Yesterday, Gallup released a poll that said US National Pride Falls to Record Low.
That headline caught me because I’d always thought Americans are the North Star of patriotism. Their own exceptionalism won’t let them be anything but the proudest citizens on earth.
And I’m not just talking about our gun-toting, race-baiting, COVID-denying friends south of the border. I’m talking about our socialist, white-wine, gender-fluid friends there too.
So is Gallup. In 2001 when the poll first began, 87% of Americans of all stripes felt “very proud” to be American. This year, 63% of them are. In 2001, 55% felt “extremely proud” which fell to 42% this year.
This poll is worth digging into, especially since it was taken after the racial unrest following George Floyd’s death and after Donald Trump’s bloviated response.
While there was no real change in the 24% of Democrats who felt extremely proud to be Americans from last year to this, the Republicans who felt the same way fell by 9 percentage points over last year.
This is the largest decline in 19 years and a signal that reinforces what so many political polls now point to: that even rock-hard Republicans are glancing at the exits. True, rabid pride in your country doesn’t always equate to rabid pride in your leader. But when that leader claims to “Make America Great Again”, this exception could become the rule.
There’s another group who aren’t as proud as they were: women.
In 2016, half of them were extremely proud to be American, but by last year, that had fallen to 43%. This year, it fell by 9% more to 34%, another seismic shift. Meanwhile, men’s pride slipped by just 3% in the last five years.
No surprise, only 36% of non-White Americans felt extremely proud to be Americans last year, and just 24% of them do this year.
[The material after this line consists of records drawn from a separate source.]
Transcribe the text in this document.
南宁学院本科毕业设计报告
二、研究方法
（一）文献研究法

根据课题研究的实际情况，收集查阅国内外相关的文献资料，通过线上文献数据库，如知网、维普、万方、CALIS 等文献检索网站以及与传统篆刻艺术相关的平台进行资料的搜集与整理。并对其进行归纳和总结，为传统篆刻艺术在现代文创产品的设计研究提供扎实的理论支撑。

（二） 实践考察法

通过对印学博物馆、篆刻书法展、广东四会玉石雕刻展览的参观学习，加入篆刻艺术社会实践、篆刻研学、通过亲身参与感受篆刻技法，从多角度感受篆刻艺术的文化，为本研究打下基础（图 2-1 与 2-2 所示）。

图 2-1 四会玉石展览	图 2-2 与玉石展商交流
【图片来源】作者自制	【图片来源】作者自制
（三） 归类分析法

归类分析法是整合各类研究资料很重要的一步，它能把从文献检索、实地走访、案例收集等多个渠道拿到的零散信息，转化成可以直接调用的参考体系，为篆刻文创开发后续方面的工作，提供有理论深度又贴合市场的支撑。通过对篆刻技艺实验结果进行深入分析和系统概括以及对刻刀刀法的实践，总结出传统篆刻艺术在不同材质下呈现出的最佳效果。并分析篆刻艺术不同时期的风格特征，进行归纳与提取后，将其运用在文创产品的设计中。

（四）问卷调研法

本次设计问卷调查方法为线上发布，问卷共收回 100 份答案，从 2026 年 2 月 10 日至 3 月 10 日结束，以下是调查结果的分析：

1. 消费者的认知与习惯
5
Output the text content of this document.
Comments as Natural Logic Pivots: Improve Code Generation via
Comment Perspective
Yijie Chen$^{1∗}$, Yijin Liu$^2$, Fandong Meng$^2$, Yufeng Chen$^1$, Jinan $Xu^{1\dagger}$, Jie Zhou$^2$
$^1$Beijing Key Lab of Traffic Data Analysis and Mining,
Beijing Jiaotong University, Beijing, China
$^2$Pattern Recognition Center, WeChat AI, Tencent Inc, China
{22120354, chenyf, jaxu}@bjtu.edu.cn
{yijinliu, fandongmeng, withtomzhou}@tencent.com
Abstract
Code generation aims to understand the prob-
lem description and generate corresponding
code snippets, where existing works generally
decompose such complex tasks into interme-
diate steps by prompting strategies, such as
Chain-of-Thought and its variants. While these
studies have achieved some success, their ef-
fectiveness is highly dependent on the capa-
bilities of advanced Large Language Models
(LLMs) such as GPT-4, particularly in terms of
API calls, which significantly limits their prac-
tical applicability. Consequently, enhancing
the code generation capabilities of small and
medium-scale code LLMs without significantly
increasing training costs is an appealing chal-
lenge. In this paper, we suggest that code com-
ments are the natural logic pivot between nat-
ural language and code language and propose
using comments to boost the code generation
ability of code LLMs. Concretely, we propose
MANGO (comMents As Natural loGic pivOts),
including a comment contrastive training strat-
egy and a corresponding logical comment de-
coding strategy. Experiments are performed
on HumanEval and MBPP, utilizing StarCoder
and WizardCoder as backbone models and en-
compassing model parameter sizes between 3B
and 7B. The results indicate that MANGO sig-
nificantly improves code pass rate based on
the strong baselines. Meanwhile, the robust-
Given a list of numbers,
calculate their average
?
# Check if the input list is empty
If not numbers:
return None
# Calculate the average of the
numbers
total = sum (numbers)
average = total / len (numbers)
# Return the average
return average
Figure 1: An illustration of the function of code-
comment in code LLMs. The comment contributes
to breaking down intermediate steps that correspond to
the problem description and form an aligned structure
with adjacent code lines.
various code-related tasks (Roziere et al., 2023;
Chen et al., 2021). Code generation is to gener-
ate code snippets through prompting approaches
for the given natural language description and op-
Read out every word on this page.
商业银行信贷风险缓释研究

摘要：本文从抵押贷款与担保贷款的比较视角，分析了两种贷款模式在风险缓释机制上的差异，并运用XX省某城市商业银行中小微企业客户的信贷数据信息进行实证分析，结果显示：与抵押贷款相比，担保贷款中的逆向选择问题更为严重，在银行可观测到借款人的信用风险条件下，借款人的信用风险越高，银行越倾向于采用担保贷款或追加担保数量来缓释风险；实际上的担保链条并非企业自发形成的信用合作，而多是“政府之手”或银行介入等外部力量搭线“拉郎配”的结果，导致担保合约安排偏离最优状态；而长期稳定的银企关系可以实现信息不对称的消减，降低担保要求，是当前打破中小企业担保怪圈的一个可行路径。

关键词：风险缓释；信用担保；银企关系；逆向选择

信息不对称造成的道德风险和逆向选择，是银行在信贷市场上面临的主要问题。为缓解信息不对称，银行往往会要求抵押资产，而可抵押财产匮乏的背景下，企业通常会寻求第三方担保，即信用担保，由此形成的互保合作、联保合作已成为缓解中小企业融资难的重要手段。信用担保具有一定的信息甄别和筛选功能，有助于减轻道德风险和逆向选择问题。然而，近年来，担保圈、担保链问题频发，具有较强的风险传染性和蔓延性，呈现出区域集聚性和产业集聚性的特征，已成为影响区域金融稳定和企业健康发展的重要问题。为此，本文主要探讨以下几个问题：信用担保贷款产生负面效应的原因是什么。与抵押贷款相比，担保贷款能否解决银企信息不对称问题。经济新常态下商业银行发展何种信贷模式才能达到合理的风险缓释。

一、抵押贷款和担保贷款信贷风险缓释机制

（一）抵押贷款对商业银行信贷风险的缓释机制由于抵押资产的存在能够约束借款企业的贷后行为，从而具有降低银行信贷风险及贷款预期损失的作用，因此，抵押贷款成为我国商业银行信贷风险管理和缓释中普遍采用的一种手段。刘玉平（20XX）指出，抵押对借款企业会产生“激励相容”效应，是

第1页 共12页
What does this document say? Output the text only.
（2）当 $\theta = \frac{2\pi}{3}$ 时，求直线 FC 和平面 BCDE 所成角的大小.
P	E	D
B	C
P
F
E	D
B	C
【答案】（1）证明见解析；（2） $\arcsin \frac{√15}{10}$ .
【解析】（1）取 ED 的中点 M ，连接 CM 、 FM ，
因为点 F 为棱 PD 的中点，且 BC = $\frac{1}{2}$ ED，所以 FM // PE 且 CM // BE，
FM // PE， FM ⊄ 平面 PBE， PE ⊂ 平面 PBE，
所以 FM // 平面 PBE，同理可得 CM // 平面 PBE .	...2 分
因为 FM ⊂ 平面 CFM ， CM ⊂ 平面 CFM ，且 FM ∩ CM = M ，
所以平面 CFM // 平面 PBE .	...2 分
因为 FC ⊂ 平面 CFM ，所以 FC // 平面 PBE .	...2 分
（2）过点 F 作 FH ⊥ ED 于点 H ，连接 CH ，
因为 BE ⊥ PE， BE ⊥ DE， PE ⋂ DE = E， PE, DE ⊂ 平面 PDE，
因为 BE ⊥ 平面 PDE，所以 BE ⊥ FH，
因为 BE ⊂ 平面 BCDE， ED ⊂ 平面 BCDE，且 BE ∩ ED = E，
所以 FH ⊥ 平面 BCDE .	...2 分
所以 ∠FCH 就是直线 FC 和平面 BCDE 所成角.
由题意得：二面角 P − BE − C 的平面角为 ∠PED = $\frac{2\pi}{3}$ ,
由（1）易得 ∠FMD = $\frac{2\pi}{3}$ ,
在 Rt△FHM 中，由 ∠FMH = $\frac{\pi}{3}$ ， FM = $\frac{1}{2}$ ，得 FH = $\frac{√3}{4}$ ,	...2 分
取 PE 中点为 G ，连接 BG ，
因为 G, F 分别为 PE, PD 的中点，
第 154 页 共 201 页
What about White pride? Well, for the first time since 2016, it fell below 50% this year. It’s also no surprise that only one in three college graduates feels extremely proud, while 46% of non-college graduates do, which is down from 54% in 2016.
What’s both predictable and disturbing is the ‘off the cliff’ decline in chest-thumping patriotism from Americans age 18 to 29. It was never more than one in three, but this year it’s fallen to one in five.
All this begs the obvious question: what does happen to a nation whose citizens don’t like much being citizens? Or rather, don’t really like being citizens?
A friend answered my question by saying: “They become Canadians.”
No one would call us flaming patriots. But I think millions of us count ourselves lucky as hell that we’re Canadians.
No, I think what happens, especially with a country that devours the addiction of superlatives and so must constantly have more, is that lethargy sets in, a sense of “well, there’s nothing you can do to improve things, really.”
It would be interesting if Gallup were to start an offshoot of its National Pride Poll. Let’s call it the National Shame Poll.
After all, most other countries feel that about America these days. Or pity or scorn.
And while it’s easy to be glib about America’s decline and fall, the real tragedy is that our view of them is starting to match their own.